I’m old enough to have bought, and listened to, music in a wide variety of formats over the years. I remember my parents playing their K-Tel compilation albums on an 8-track cartridge player in the family car. Talking of parental influence, I also recall listening to their old rock n roll & big band 78s – Glenn Miller, Joe Loss, Bill Haley, Frankie Vaughan, Alma Cogan & Tommy Steele to name but a few. My first actual purchase of music was Tiger Feet by MUD on 7” vinyl single played repeatedly on the mono Dansette record player in my bedroom (with “Mr. Bagatelle” on the B-side, oh yes… I remember it well!). Then came the cassette revolution. Christmas 1977 saw me get my first ever tape recorder, a Binatone. Anyone else remember placing the little condenser microphone in front of the record player speaker to tape their singles?

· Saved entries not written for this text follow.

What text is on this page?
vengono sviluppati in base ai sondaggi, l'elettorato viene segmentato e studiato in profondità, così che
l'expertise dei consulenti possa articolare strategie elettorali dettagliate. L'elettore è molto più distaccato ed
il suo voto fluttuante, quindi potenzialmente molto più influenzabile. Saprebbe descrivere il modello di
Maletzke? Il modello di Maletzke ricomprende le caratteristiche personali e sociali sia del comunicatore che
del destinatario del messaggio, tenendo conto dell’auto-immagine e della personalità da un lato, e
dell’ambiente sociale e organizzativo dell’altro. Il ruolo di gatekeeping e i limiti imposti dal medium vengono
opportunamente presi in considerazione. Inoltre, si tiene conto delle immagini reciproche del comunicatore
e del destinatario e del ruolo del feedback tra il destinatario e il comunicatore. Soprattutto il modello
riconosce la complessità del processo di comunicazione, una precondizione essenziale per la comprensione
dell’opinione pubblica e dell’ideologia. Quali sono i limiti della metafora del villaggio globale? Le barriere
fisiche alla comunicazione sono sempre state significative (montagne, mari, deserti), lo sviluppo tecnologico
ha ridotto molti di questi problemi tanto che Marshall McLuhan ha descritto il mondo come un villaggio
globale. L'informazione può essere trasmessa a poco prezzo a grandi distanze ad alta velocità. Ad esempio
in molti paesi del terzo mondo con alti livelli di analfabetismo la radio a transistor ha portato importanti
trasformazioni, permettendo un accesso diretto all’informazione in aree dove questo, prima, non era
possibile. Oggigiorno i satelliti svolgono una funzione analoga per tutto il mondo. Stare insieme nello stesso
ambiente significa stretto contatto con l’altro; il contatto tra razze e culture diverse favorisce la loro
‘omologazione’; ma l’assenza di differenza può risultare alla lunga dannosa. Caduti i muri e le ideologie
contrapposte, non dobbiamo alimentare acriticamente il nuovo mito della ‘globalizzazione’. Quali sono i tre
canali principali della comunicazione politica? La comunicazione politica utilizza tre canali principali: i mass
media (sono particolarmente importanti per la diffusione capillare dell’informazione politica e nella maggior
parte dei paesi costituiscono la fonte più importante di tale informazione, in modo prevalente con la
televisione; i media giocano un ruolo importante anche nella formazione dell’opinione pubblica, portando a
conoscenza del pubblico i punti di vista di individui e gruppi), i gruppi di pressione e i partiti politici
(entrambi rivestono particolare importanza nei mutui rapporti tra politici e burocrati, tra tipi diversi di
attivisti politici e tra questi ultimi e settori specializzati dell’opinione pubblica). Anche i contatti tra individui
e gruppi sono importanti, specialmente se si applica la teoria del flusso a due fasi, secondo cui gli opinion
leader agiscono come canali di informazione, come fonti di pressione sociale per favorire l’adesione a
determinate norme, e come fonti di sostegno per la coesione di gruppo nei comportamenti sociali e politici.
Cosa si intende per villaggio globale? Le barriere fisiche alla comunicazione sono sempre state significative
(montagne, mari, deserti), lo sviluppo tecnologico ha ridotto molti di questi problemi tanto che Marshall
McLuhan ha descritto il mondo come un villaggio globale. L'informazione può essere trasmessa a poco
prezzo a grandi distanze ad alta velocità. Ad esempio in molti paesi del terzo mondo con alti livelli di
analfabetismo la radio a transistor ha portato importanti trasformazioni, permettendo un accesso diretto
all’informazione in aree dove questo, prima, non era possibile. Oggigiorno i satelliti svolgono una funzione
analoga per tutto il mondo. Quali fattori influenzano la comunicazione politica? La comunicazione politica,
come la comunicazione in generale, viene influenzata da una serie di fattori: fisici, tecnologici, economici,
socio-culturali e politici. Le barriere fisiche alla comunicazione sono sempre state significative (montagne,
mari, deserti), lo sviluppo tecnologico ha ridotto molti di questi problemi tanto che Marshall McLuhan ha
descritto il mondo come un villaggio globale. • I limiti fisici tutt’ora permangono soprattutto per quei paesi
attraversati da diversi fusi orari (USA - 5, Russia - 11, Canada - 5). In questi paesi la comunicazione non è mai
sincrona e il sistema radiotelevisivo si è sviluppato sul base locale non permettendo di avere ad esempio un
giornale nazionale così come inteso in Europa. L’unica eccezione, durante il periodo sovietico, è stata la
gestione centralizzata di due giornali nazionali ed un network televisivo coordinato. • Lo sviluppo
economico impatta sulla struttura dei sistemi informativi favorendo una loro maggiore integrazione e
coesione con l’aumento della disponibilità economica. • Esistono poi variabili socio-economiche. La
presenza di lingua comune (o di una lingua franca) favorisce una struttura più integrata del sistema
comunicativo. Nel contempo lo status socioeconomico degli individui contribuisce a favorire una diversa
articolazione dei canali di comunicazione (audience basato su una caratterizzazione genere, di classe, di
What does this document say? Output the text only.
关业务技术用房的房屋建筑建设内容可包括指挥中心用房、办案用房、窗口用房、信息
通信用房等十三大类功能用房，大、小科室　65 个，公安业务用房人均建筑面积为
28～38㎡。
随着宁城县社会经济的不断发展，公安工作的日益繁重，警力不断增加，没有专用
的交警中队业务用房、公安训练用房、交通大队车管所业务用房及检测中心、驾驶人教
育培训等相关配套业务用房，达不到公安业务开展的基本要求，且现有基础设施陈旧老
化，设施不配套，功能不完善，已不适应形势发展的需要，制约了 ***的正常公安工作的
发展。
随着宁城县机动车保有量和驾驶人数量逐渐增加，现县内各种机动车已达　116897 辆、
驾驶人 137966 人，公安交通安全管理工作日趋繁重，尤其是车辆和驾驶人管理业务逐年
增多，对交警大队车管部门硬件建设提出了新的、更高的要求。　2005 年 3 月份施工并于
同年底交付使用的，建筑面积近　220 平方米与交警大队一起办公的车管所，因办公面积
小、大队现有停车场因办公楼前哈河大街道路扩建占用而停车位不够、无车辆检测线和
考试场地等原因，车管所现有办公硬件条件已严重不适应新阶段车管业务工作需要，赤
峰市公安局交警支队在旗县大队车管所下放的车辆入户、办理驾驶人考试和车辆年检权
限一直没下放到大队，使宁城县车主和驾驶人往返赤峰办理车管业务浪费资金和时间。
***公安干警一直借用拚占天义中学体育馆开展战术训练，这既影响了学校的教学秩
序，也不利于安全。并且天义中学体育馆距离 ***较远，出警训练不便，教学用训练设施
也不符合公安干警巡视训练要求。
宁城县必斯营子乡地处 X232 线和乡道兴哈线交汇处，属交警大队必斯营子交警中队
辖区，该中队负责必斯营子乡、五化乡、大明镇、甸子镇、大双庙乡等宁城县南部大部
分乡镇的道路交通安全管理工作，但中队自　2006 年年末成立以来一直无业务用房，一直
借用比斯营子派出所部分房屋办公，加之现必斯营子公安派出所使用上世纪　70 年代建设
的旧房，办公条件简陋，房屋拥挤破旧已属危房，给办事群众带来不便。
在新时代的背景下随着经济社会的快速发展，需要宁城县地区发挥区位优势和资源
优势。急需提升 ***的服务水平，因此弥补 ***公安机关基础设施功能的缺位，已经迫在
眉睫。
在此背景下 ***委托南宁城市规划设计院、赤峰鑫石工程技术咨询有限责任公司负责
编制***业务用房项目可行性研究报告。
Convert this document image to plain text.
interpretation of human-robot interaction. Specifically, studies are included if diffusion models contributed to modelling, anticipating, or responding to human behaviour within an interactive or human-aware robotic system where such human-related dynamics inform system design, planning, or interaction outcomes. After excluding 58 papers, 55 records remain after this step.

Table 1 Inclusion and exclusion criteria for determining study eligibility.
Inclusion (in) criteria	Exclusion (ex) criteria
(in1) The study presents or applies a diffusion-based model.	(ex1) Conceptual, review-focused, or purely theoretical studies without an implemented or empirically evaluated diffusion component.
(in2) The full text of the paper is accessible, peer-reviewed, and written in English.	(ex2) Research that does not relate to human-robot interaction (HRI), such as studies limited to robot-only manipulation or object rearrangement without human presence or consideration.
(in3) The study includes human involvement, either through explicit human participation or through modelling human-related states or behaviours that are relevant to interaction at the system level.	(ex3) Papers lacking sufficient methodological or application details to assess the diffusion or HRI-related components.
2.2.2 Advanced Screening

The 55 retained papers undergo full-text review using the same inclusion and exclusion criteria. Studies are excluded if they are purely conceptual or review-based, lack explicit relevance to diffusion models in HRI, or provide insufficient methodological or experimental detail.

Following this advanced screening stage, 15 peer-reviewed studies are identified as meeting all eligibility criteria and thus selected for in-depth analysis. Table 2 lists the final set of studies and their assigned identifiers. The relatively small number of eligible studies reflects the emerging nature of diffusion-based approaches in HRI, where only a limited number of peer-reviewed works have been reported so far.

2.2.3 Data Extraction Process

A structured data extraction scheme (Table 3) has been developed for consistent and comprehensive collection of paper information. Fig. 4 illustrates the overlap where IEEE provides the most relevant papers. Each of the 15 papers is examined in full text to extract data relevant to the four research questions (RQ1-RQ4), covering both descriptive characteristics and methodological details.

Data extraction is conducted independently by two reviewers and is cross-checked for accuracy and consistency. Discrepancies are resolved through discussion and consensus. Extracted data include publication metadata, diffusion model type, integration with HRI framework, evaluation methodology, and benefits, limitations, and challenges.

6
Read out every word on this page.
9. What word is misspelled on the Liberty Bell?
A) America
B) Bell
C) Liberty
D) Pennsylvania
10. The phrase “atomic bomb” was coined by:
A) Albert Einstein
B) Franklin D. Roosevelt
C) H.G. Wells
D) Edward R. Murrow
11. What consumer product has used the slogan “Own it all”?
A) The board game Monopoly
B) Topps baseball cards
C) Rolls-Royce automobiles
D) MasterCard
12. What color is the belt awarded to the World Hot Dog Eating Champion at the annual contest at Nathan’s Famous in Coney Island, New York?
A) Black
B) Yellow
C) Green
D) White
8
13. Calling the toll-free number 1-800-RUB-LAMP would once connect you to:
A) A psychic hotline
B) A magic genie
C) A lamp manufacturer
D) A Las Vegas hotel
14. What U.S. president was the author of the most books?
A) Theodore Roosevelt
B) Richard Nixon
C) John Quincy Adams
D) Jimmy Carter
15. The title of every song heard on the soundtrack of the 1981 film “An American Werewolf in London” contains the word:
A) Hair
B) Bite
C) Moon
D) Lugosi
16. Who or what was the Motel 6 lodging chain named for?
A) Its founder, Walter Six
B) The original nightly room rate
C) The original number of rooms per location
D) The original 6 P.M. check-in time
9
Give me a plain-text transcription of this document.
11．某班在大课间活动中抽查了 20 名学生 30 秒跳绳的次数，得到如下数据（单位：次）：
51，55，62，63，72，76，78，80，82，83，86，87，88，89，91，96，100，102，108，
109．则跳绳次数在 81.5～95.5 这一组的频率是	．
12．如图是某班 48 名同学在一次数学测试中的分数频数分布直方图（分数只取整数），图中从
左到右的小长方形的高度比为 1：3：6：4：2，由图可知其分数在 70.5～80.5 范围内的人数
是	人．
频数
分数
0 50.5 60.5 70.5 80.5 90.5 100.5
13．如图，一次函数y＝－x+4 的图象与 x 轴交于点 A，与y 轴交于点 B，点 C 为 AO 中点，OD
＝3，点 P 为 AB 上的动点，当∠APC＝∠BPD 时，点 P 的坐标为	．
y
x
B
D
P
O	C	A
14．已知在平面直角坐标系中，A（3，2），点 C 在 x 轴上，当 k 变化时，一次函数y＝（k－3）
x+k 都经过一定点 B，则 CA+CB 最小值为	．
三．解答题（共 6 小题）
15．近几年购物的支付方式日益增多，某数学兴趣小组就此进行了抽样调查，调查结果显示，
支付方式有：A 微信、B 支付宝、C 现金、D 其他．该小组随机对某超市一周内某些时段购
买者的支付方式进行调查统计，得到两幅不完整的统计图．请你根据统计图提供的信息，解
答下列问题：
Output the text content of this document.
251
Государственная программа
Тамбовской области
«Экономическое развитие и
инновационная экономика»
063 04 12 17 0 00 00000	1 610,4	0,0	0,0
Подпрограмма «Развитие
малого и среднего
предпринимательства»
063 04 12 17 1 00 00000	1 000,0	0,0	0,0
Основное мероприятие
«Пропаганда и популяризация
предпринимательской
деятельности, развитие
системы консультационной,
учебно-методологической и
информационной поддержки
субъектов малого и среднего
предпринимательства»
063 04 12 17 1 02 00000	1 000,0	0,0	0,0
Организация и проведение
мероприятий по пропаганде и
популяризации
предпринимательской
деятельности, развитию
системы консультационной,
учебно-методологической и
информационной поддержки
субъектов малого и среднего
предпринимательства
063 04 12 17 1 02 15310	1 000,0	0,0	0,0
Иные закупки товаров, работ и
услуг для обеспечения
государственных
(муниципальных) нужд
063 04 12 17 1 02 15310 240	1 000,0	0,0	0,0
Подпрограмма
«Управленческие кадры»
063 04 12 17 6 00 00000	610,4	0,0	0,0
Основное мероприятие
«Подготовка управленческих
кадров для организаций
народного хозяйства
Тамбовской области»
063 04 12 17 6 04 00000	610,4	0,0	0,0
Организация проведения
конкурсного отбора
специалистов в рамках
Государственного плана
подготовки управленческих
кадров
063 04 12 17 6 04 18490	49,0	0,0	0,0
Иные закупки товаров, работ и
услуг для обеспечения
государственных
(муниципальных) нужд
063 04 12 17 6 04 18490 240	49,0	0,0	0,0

I suppose the next big step was the advent of the personal stereo – you could take your music with you anywhere you went in glorious stereophonic sound. Just remember to carry a BIC biro in your pocket to fast-forward/rewind without draining your batteries, obviously! Then, in the mid 1980s, came the compact disc. Such was the novelty of hearing music with absolute crystal clarity that I once walked the best part of a mile to a friends house to listen to Pink Floyd’s “The Wall” on this new format – I had the album on vinyl, but the thrill of hearing it on a good, expensive Hi-Fi (there was no such thing as a “cheap” CD system in 1985) with pin-sharp sound was worth a trek across town. Throughout the 1990s other formats came & went… DAT & mini-disk both spring to mind but, with the advent of the mp3, the actual physical medium the music was stored on (tape/disc/CD etc) became secondary to the way it was encoded digitally.
Where is all this going then? Well nowadays we are bombarded by musical formats galore including WMA, mp3, AAC, OGG, WAV & FLAC. I recently found myself in the market for a new mp3 player as my old Sony NWZ Walkman had finally died on me. The replacement I chose supports the FLAC format (Free Lossless Audio Codec), a digital music standard which has all the Hi-Fi buffs salivating over it’s supposedly vastly superior sound quality. Being curious, I downloaded Dire Straits’ “Alchemy” live album (once regarded as a benchmark test for audiophiles in the early days of laser discs & CDs) in this format and loaded it onto my new player. Using a pair of pro-quality studio headphones, I pressed “play” in eager anticipation of being blown away with a hitherto unknown level of clarity & dynamic response.
The reality of it was quite underwhelming, it has to be said. I genuinely could not hear what all the fuss was about. I compared the perceived sound quality of the FLAC version of the album to the 256K mp3 format of the album I’d been listening to for years. Not even the slightest difference in sound quality, to my ears at least. I then tried another, more recent, album – Snarky Puppy’s “GroundUP”. First in FLAC format, then 256K mp3. Finally I tried Gustav Holst’s “Planet Suite” in both formats – maybe the difference would be more apparent with the greater dynamic range found in orchestral music. Erm… no. Still not a jot of difference that I could hear.
I’m well aware that as we age, our hearing changes – a 19 year old can hear higher frequencies than a 50 year old. Being nearer the latter number in terms of age, I can only put my lack of distinction between the FLAC & mp3 formats down to this phenomenon. The point is, though, that I don’t perceive music as sounding any different to the way it did when I WAS nineteen. At no point when I’m listening to an album from my youth do I think “This just doesn’t sound as sharp as it did thirty years ago.” I still enjoy music in what (to me anyway) sounds like crisp, clear, full-range quality, even if that’s not what I’m actually hearing due to my ears not being what they used to be – the perception is still as good as it was in the “olden days”. Is this perhaps why it was mainly us youngsters who raved about CDs in the 80s? Could anyone over the age of 40 in 1986 not hear how much better a CD was compared to a cassette? Whatever the reason, it’s an easy choice for me when deciding which format to listen to. FLAC files take up massively more space than even the highest bit-rate mp3s, which to my muddy old ears sound exactly as good. Using FLAC would mean I could fit much less music on my new mp3 player for no perceived benefit. And I don’t have to buy my music collection all over again as I did when I made the transition from vinyl & cassette to compact disc. Getting old, it seems, does have it’s benefits!